Something positive to take away from Johnson's rookie season in terms of rushing: He improved his performance late in the season when many fantasy owners probably weren’t paying attention. Over the final four games of the year, Johnson averaged 5.5 yards per carry on 29 rush attempts for a total of 161 yards (Johnson averaged 3.6 yards per carry for the season). A solid chunk of those rush yards came in Week 13 against the 49ers when Johnson took 13 carries for 78 yards and followed up with four carries for 46 yards against Seattle the following week, which included his longest run of the season.
It’s likely that the Browns will commit to the run early on as Jackson attempts to establish his team as a contender in the AFC North under the new regime. Unfortunately, three of Cleveland's first four games of the regular season are on the road. So it may be tough sledding to start, especially for a team in rebuild mode as the players learn a new offense.

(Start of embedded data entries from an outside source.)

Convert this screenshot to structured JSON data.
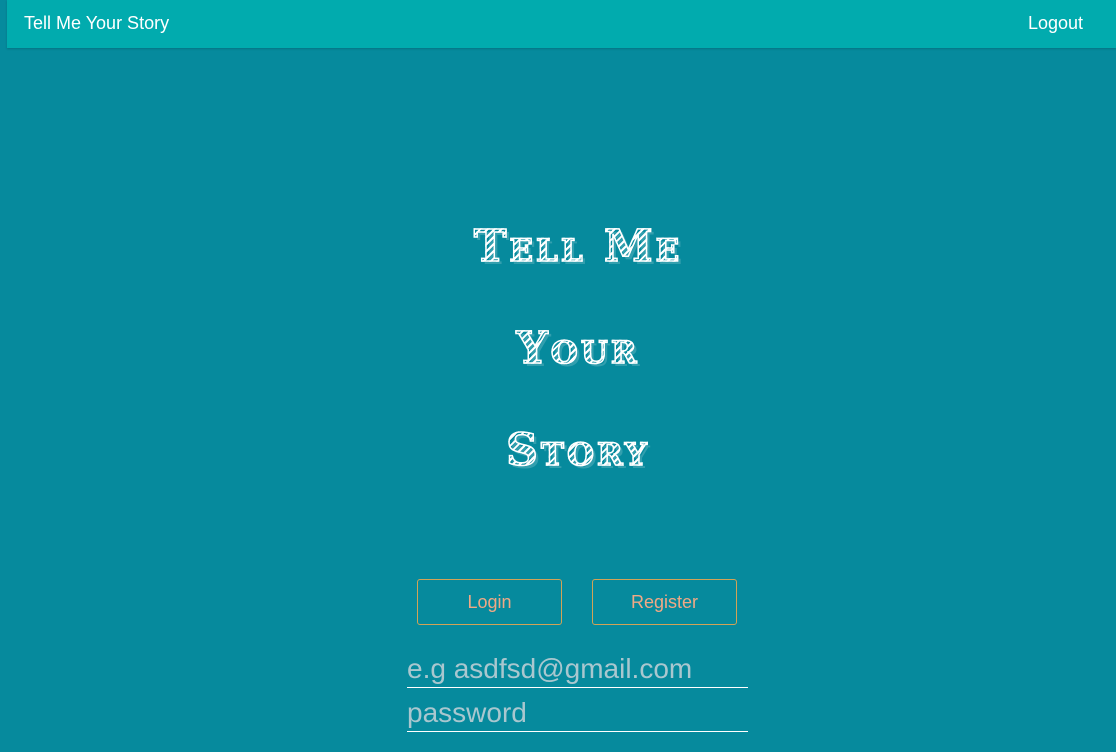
{
  "navbar": {
    "brand": "Tell Me Your Story",
    "logout": "Logout"
  },
  "hero": {
    "line1": "Tell Me",
    "line2": "Your",
    "line3": "Story"
  },
  "auth": {
    "login_label": "Login",
    "register_label": "Register",
    "email_placeholder": "e.g asdfsd@gmail.com",
    "password_placeholder": "password"
  },
  "colors": {
    "background": "#068a9d",
    "navbar": "#01abae",
    "button_border": "#d2a356",
    "button_text": "#f0a986"
  }
}
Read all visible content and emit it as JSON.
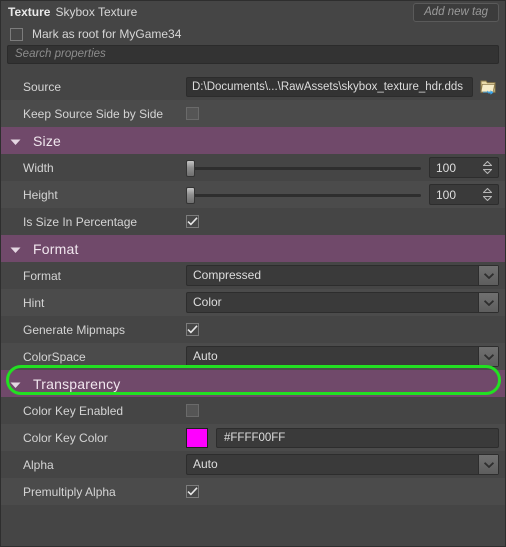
{
  "header": {
    "type_label": "Texture",
    "asset_name": "Skybox Texture",
    "add_tag_button": "Add new tag",
    "mark_as_root_label": "Mark as root for MyGame34",
    "mark_as_root_checked": false,
    "search_placeholder": "Search properties"
  },
  "top_properties": [
    {
      "name": "Source",
      "kind": "path",
      "value": "D:\\Documents\\...\\RawAssets\\skybox_texture_hdr.dds",
      "browse_icon": "folder-open-icon"
    },
    {
      "name": "Keep Source Side by Side",
      "kind": "checkbox",
      "checked": false
    }
  ],
  "sections": [
    {
      "title": "Size",
      "expanded": true,
      "caret_icon": "chevron-down-icon",
      "rows": [
        {
          "name": "Width",
          "kind": "slider",
          "value": "100",
          "slider_pct": 0
        },
        {
          "name": "Height",
          "kind": "slider",
          "value": "100",
          "slider_pct": 0
        },
        {
          "name": "Is Size In Percentage",
          "kind": "checkbox",
          "checked": true
        }
      ]
    },
    {
      "title": "Format",
      "expanded": true,
      "caret_icon": "chevron-down-icon",
      "rows": [
        {
          "name": "Format",
          "kind": "combo",
          "value": "Compressed"
        },
        {
          "name": "Hint",
          "kind": "combo",
          "value": "Color"
        },
        {
          "name": "Generate Mipmaps",
          "kind": "checkbox",
          "checked": true
        },
        {
          "name": "ColorSpace",
          "kind": "combo",
          "value": "Auto",
          "highlighted": true
        }
      ]
    },
    {
      "title": "Transparency",
      "expanded": true,
      "caret_icon": "chevron-down-icon",
      "rows": [
        {
          "name": "Color Key Enabled",
          "kind": "checkbox",
          "checked": false
        },
        {
          "name": "Color Key Color",
          "kind": "color",
          "value": "#FFFF00FF",
          "swatch_color": "#FF00FF"
        },
        {
          "name": "Alpha",
          "kind": "combo",
          "value": "Auto"
        },
        {
          "name": "Premultiply Alpha",
          "kind": "checkbox",
          "checked": true
        }
      ]
    }
  ],
  "colors": {
    "panel_bg": "#454545",
    "row_alt_bg": "#4b4b4b",
    "section_header_bg": "#70496a",
    "highlight_ring": "#22E022",
    "input_bg": "#333333"
  }
}
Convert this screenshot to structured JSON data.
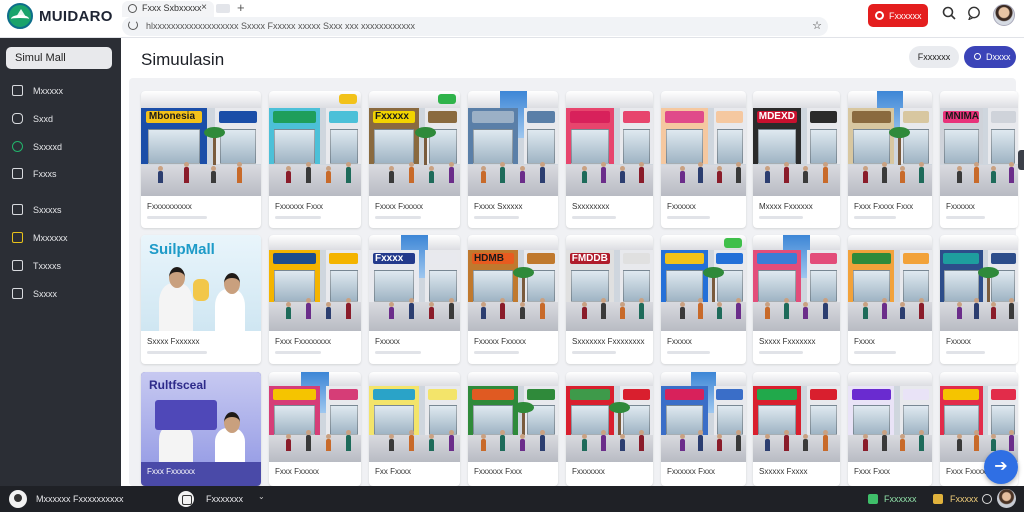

Either way, expect Cleveland to balance out it’s 62% to 38% pass-to-run ratio from last season to look something a bit more like the Bengals 51% to 49% ratio in 2015 under Jackson’s watch. If everything goes accordingly, both Johnson and Crowell should benefit, but if you’re looking to draft Johnson with three-down upside, you’re probably going to be let down when Crowell gets the early-down and red zone touches. Consider yourself warned.